Despite the unexpectedly challenging walk, the schoolhouse was a fascinating site to explore. Apparently, the elementary students used the bottom floor while older students used the upper floor. Being the writer I am, it was fun to stand inside the classrooms and imagine the classes held there in yesteryear. What shenanigans the children might have gotten up to and where the teachers may have come from wandered through my mind. Can you imagine climbing those steep wooden stairs on a snowy winter’s day? Or rushing out to the odoriferous outhouse in the heat of a sweltering summer? Would you have preferred to roast in the seat closest to the wood burning stoves or shiver in the seat farthest from it? The school was in continual use until it closed in 1937 due to not meeting earthquake safety standards.
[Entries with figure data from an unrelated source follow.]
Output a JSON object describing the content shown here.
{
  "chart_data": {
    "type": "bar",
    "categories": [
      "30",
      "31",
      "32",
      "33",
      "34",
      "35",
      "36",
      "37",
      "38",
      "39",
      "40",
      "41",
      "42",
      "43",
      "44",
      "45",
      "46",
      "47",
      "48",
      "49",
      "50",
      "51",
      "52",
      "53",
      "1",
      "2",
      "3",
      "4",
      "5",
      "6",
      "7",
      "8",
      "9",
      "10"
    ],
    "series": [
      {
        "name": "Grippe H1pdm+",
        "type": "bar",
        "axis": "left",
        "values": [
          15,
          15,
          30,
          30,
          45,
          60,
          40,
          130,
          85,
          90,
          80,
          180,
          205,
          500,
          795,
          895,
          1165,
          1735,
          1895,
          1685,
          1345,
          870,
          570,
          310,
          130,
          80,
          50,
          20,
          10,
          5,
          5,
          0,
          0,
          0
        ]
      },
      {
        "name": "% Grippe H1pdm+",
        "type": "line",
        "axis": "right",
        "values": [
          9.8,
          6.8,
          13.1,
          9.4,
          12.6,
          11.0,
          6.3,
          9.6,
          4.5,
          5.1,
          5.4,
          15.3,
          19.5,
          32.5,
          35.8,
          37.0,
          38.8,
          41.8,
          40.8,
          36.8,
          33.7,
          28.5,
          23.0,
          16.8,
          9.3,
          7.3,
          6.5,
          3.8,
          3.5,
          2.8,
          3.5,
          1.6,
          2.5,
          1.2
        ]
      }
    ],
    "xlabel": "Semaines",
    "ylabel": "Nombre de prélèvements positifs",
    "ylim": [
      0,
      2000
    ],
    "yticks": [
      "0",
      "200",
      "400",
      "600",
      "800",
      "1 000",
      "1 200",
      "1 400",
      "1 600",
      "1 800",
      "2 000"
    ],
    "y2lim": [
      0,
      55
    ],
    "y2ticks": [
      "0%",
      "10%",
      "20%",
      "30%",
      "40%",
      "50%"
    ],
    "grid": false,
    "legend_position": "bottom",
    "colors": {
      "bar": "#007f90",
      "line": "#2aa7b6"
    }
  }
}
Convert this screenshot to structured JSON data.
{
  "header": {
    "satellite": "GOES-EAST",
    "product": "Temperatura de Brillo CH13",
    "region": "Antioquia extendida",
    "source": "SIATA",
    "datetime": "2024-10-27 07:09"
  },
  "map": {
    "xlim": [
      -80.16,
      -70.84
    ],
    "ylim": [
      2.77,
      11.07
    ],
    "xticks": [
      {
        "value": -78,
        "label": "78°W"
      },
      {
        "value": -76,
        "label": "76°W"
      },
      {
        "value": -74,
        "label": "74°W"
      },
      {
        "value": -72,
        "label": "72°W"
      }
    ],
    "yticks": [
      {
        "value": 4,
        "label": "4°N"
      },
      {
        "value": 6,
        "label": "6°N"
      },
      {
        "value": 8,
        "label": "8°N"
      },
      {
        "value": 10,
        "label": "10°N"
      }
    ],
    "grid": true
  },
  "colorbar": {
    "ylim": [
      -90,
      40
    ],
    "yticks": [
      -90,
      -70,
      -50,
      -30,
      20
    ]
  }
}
Columbia State Historic Park – California
Above you see the photographs I took while waiting for the history tour to begin. I’m sitting on the boardwalk outside the visitor’s center, it’s early, and I’ve been up for hours exploring the town on my own while the kids and my husband sleep in, so believe me when I say that’s a smile. I truly am excited, just too tired to show it properly.
Columbia, California is where we spent the bulk of our vacation. This historic state park is packed full of fun things to do and interesting things to see and learn. I could have spent a month digging through all the layers of history the town represents.
Those green metal doors you see? They have nothing to do with thieves as one might think, and everything to do with fire. They were added after two fires devastated this gold rush town. Combined with newly doubled brick walls, it was hoped those doors would keep the fires out.
Speaking of fire, the story goes that one man, despairing of any other solution, took it upon himself to soak the wooden roof of his otherwise brick building with the vast amounts of vinegar he had on hand in order to prevent the building and its contents from being destroyed. It worked. Though his roof suffered some damage, he managed to save the rest. Today you can see the burnt beam left behind by this fire when you enter the visitor’s center, walk to the back room and look up. More interestingly it is said that on a hot summer’s day if you stand next to the building’s brick walls and smell it you will get a whiff of vinegar. I admit I was skeptical, but I tried it. I did not smell vinegar. Still, if you ever get a chance to visit and give it a try I’d love to hear about your results.
So now I’ve told you all about my family’s vacation. What about you?